Restons également circonspects dans nos projections vers l’avenir. Trop de « futurologues » se déconsidèrent. Nous ignorons quand et où, mais surtout dans quel contexte socio-économique le nouveau système finira par s’imposer. Au risque de choquer les inconditionnels, reconnaissons même que la puissance et l’extraordinaire vitalité du régime capitaliste laissent peu de pouvoir de persuasion à ceux qui, en stigmatisent les tares et surtout à ceux qui proposent les moyens d’en changer et de construire d’autres institutions mieux adaptées. Nous avons conscience d’être à contre-courant de la pensée économique dominante actuelle.
Demeurons lucides. L’économie distributive ne se réalisera ni ce mois-ci, ni l’année prochaine, et surtout pas du jour au lendemain. Nous ne savons pas dans quelles circonstances. Comment alors décrire dans tous leurs détails les modalités à envisager ? L’exemple du demisiècle passé où les projets « distributistes » passèrent du dirigisme d’Elysée Reybaud par exemple (1) à l’autogestion de Marie-Louise Duboin nous conduit à cette prudence que d’aucuns trouveront excessive.
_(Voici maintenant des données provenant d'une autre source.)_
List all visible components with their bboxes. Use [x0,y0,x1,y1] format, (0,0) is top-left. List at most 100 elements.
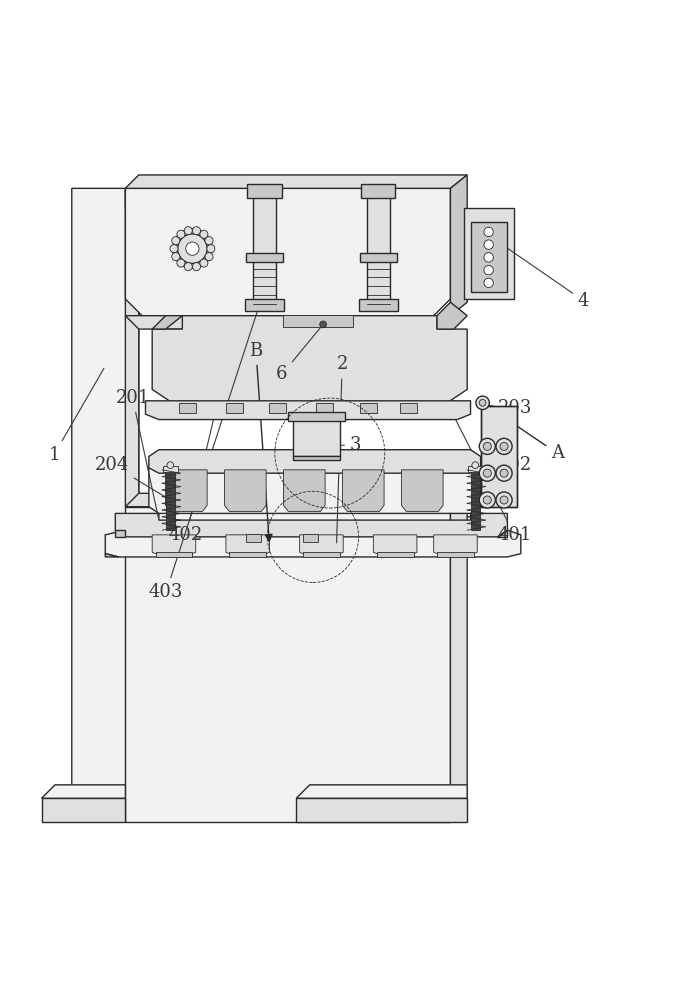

Remarquons toutefois que l’essentiel de nos thèmes résiste fort bien à l’épreuve du temps puisqu’elles demeurent compatibles avec les nouvelles idées sur la vie publique. Nos principes de base pourraient également recevoir leur application aussi bien dans une organisation fédéraliste et coopérativiste soutenue par exemple par Pierre Herdner que dans une structure fédéraliste proud’honnienne envisagée par Alexandre Marc, en fait dans toute société socialiste. Le socialisme étant caractérisé par la propriété collective, mais pas étatique, des moyens de production, de recherche et d’information de masse.

Principes et moyens

Notre idée fondamentale réside surement dans la nécessaire adéquation entre les productions possibles de toutes natures et les revenus disponibles permettant à tous de les acquérir. De là résulte la trilogie distributive  : monnaie, service social, revenu social qui caractérise notre thèse.

Il ne fait aucun doute que, dans la phase ultime, l’égalité économique devra être instaurée. C’est le principe de l’égalité de 1789 élargi au domaine de l’économie. Cet idéal étant fixé ne devra jamais être perdu de vue. Mais si, dans les périodes transitoires, il s’avère nécessaire de prévoir des revenus différenciés ou hiérarchisés en fonction du travail fourni et des services rendus, je ne pense pas que ces distorsions provisoires puissent être refusées systématiquement. Là comme dans d’autres domaines de notre cheminement vers l’économie des besoins, distinguons toujours les étapes nécessaires et le but final vers lequel il convient de tendre.
Toutes les décisions à prendre seront évidemment placées sous le signe de la démocratie. Pour cela, il convient de présenter des conceptions audacieuses certes, mais pas inutilement choquantes puisque destinées à satisfaire la plus grande majorité. Aucune progression ne saurait être prévue qui ne soit à tout moment acceptée et même désirée par les citoyens concernés. C’est l’ignorance ou l’abandon de ce précepte qui a conduit aux pires excès sanglants des révolutions françaises et soviétiques. Plutôt renoncer à une réforme que la réaliser sous la contrainte ou la répression. Méfiance envers les prophètes du chambardement dans l’enthousiasme des réunions groupusculaires.
L’intransigeance est peut-être plus satisfaisante pour certains esprits dont le souci principal est de briller en bouleversant et en étonnant.. Les grands idéaux sont certainement plus mobilisateurs et plus grandiloquents mais souplesse, réalisme et pragmatisme permettent de progresser autant et sans dégâts.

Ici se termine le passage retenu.